Except she doesn’t, quite. The series has to accommodate the fact that, although the historical Sor Juana Inés made a public act of penance and never published again, after she died ministering to the other nuns in a plague, manuscripts and books were found secreted in her cell proving that she never gave up writing completely. The story shows her treating this as a spiritual conflict, an addictive habit she has to combat: she even blames herself for the plague that hits the convent, scourging herself so that the aghast Prioress has to tear the whip out of her hands, and then breathing in the infected breath of one of the sisters so she too can die.

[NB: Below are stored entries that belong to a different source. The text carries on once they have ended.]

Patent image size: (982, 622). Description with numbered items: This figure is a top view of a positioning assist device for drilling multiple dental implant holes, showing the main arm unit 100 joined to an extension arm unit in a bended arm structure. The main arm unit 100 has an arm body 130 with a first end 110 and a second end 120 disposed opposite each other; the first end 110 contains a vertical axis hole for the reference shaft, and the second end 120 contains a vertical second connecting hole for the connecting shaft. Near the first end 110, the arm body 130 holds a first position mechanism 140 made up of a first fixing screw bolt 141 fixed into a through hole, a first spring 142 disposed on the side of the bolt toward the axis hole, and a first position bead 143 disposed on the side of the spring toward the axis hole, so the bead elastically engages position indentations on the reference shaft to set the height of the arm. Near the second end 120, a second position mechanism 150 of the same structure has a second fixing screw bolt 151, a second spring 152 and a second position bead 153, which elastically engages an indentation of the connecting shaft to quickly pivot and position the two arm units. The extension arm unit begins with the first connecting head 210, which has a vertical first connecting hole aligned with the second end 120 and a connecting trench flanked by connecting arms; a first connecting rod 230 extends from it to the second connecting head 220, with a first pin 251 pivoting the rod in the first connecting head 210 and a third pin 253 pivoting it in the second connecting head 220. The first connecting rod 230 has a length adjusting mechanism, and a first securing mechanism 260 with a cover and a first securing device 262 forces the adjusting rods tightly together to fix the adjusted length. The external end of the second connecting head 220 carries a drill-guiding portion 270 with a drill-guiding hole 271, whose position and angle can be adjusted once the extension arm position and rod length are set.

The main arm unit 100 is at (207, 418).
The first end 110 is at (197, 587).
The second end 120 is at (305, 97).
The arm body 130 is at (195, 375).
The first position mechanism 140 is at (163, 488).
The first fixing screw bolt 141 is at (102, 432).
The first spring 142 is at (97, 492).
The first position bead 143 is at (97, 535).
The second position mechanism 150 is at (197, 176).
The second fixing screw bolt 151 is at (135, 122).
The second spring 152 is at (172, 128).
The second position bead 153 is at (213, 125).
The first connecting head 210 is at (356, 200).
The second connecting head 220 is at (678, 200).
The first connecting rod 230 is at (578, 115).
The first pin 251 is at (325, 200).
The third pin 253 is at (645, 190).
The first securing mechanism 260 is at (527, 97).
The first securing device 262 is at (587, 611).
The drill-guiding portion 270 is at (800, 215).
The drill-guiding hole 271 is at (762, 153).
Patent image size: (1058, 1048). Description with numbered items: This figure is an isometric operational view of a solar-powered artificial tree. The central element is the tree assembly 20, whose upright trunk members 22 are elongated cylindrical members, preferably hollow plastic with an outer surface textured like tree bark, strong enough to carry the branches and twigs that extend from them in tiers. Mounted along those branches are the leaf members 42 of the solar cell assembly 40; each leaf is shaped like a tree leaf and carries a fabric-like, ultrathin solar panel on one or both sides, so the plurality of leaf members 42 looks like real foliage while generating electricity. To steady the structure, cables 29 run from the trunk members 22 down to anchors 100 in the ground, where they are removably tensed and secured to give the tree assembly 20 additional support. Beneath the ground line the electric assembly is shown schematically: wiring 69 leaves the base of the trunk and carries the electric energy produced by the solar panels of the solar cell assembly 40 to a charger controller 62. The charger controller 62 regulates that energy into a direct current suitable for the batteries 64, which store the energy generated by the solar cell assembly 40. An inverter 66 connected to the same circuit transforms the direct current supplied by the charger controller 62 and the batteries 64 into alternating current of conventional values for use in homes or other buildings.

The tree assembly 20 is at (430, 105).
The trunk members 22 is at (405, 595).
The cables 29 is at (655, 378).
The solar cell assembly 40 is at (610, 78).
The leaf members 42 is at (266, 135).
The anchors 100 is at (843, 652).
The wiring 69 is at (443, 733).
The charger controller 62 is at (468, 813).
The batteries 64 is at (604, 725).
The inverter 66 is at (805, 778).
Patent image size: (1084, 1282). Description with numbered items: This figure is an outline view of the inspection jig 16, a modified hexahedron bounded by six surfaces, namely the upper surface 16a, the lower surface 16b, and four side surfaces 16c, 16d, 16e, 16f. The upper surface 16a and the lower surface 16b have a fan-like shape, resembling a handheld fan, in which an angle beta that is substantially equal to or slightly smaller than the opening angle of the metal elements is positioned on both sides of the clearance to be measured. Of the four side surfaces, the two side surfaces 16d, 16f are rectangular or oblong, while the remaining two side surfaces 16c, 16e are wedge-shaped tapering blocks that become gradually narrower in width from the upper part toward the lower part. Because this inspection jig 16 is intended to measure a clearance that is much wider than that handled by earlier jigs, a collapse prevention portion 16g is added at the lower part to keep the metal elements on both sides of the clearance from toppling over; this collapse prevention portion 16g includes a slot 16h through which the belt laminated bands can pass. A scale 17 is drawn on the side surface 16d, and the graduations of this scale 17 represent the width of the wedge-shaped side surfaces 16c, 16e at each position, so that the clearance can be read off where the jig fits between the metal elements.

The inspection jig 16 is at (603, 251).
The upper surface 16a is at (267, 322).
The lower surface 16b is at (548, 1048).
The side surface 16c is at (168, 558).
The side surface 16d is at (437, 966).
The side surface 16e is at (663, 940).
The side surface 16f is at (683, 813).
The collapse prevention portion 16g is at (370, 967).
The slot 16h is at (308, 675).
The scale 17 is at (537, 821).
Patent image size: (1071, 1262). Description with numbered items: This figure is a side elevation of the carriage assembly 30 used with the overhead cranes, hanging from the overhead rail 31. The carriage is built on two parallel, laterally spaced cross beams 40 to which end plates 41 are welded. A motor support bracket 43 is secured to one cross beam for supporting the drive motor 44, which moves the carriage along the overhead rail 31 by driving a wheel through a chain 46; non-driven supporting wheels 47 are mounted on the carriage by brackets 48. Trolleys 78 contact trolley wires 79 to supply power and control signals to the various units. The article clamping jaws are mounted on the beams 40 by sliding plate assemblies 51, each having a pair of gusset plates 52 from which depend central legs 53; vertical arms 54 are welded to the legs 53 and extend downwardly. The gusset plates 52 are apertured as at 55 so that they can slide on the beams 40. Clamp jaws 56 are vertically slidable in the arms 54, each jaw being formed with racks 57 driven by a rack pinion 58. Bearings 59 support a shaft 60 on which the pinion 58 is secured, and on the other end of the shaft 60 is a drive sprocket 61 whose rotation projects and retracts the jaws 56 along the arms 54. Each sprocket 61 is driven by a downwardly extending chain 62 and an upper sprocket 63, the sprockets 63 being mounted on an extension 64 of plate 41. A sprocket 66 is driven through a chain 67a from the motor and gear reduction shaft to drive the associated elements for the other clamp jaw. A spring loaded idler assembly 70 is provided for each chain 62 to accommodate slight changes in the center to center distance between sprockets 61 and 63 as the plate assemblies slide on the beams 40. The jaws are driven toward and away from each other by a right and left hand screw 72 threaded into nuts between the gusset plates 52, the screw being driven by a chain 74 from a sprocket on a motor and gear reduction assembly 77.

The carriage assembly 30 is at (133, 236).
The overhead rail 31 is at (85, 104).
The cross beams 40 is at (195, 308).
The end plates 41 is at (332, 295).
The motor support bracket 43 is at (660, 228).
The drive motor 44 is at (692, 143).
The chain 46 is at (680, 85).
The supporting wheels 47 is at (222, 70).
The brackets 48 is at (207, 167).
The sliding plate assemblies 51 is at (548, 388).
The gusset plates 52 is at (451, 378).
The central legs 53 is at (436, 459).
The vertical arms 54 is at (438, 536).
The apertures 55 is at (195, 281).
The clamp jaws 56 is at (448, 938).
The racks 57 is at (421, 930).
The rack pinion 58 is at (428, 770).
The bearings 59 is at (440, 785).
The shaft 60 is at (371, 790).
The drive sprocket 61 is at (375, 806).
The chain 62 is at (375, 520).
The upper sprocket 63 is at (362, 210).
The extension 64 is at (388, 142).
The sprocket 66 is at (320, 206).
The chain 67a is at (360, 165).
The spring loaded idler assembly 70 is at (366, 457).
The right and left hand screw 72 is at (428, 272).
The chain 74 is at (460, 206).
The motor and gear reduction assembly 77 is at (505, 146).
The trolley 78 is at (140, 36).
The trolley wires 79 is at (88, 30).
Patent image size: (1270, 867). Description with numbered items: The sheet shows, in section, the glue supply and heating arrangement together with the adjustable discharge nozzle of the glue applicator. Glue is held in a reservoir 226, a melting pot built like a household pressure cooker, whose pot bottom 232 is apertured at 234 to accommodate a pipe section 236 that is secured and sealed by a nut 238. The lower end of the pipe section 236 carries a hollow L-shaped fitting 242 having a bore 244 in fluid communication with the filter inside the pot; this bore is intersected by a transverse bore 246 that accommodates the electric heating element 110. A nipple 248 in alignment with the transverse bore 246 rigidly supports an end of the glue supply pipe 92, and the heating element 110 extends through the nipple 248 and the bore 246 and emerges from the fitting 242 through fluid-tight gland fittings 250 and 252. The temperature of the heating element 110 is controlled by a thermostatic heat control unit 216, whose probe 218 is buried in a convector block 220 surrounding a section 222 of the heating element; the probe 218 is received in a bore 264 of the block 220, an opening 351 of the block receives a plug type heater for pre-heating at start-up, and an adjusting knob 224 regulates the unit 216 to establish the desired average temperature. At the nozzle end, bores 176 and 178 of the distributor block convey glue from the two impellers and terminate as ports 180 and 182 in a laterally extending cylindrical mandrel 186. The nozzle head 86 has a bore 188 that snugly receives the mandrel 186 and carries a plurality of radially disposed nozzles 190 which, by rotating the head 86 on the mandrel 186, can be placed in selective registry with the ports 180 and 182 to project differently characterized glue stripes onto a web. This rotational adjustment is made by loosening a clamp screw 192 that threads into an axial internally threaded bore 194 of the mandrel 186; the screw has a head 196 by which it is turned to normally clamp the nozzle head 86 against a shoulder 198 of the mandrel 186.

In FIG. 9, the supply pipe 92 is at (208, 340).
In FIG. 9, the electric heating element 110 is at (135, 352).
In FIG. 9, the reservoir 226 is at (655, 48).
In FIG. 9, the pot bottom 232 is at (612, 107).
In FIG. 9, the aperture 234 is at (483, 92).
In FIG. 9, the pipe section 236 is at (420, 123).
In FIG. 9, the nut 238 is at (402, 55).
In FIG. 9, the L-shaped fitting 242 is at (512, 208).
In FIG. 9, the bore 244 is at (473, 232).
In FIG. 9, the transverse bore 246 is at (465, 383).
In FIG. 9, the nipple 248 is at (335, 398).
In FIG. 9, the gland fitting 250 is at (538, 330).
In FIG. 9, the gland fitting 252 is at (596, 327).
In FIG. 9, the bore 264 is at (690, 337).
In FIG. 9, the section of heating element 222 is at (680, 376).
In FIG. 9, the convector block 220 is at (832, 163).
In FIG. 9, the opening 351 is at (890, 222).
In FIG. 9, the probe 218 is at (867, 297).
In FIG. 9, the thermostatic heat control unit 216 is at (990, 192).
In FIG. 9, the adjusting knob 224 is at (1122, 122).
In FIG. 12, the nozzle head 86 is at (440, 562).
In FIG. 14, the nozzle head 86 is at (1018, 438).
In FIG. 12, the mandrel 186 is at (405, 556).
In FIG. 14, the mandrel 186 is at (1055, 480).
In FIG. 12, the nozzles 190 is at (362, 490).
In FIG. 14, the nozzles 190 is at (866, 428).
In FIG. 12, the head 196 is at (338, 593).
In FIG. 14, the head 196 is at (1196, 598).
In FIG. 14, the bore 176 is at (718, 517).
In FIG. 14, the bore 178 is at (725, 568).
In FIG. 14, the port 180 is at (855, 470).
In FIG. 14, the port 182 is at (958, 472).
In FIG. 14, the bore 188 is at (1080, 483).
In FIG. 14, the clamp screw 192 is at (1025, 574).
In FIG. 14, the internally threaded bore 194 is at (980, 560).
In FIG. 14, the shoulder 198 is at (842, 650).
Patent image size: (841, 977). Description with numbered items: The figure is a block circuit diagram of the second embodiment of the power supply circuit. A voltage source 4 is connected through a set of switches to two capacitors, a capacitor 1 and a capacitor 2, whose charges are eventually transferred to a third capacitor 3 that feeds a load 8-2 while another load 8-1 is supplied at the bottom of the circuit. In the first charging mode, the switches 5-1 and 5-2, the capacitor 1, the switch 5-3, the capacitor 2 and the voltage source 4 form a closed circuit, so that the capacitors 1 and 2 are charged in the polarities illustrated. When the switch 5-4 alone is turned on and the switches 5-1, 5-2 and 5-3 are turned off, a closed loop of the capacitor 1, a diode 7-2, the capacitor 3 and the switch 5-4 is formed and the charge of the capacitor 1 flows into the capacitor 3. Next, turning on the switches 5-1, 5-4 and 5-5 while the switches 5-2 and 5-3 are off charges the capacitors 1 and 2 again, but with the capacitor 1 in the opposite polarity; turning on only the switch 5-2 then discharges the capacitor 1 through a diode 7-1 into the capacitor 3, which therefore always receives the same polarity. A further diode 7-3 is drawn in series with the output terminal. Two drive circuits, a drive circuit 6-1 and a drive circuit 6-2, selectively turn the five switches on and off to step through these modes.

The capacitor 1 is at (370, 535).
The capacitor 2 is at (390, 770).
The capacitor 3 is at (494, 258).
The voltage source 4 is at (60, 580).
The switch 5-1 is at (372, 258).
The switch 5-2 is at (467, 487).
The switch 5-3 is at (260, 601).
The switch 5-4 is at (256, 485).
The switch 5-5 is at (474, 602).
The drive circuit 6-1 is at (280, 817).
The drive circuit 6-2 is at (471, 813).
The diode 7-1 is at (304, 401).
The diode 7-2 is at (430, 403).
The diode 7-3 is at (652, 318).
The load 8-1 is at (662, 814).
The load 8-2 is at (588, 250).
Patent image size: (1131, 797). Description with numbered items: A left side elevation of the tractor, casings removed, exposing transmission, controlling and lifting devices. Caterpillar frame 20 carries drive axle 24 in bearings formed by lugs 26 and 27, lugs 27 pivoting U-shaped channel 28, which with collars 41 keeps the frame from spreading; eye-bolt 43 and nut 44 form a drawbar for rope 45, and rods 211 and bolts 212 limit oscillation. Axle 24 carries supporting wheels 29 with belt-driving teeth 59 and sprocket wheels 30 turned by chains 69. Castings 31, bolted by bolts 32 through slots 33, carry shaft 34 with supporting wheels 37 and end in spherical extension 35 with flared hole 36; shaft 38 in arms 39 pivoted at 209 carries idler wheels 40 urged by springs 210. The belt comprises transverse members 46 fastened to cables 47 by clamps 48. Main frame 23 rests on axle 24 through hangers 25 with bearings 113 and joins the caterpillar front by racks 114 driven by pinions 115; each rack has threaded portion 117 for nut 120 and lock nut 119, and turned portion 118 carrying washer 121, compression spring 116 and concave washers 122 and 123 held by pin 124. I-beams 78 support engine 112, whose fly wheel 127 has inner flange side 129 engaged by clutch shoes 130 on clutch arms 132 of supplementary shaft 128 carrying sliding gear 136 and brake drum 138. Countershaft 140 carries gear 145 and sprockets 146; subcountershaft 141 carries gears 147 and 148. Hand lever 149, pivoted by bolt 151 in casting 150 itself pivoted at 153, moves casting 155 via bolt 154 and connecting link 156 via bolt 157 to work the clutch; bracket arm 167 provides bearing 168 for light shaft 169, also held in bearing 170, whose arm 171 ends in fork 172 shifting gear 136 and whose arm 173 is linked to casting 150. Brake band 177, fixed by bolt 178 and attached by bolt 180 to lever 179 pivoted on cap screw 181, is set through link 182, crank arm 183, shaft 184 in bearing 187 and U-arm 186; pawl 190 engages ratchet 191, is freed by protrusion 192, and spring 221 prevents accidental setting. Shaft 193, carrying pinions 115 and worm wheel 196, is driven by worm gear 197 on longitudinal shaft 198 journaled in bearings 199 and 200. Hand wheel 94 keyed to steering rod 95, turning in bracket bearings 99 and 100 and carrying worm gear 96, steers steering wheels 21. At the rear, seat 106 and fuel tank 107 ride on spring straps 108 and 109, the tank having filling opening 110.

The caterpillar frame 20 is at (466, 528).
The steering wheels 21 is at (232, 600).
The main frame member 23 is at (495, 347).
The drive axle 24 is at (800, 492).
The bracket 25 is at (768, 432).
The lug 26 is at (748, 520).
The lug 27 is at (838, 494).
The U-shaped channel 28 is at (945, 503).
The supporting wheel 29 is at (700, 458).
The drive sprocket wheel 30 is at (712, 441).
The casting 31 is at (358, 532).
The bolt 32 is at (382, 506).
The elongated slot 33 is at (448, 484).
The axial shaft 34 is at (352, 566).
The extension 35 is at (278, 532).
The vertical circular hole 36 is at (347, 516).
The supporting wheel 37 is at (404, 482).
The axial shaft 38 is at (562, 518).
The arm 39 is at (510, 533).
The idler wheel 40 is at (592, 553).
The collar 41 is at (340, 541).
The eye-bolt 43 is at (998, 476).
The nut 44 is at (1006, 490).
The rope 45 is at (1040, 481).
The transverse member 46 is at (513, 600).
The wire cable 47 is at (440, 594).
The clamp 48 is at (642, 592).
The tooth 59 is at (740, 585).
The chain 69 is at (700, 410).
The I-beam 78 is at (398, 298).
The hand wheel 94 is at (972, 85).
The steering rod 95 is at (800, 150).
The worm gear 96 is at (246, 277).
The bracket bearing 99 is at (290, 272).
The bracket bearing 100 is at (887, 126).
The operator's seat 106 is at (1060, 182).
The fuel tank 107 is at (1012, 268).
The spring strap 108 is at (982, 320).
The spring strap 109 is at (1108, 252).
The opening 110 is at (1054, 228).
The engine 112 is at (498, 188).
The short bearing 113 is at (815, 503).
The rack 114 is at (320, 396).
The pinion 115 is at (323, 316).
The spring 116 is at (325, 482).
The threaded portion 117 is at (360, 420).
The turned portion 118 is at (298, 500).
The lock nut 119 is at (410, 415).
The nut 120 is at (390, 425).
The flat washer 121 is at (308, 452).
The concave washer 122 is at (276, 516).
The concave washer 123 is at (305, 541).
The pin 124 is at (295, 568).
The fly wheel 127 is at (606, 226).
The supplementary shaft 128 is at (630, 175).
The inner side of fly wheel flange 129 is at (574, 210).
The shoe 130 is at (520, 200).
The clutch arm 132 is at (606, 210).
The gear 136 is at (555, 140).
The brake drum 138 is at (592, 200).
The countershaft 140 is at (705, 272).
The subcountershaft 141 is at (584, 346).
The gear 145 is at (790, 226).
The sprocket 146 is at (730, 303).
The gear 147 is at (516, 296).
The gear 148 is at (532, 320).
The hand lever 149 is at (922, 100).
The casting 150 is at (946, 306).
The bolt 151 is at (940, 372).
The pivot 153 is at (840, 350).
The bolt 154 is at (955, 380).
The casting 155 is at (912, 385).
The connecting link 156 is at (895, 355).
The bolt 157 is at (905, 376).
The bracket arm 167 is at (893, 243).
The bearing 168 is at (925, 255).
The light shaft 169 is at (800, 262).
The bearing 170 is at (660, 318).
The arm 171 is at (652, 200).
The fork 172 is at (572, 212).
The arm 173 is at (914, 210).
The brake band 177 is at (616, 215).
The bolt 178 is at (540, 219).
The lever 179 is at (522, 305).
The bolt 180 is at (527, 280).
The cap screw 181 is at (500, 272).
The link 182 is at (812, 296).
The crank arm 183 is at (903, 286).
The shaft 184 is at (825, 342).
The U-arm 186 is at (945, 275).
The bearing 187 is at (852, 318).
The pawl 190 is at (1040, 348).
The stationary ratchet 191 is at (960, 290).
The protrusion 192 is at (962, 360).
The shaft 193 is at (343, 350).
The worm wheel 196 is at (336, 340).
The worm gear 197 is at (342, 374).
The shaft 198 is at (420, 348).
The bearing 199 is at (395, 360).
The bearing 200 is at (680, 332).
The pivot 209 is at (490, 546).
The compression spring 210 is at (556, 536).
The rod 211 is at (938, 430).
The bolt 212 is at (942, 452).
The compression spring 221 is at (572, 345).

In the end I was impressed by the genuine way the series treats religion when at first I thought it was going to be a bit of a panto. Of course, from a secular-humanist point of view, Juana Inés’s change of heart is nothing more than a defeat, and it’s to the show’s credit that it hints otherwise. Sor Juana and Fr Antonio, at the centre of the maelstrom of misogyny and power, are shown taking the business of sin and redemption absolutely seriously. Both deeply flawed people, they see in the end how it goes to their very hearts. ‘God moves in mysterious ways’, says Fr Antonio somewhat pathetically as they talk about Juana Inés’s life at their last confession, which is as much his as hers; ‘God himself is the mystery’, she answers.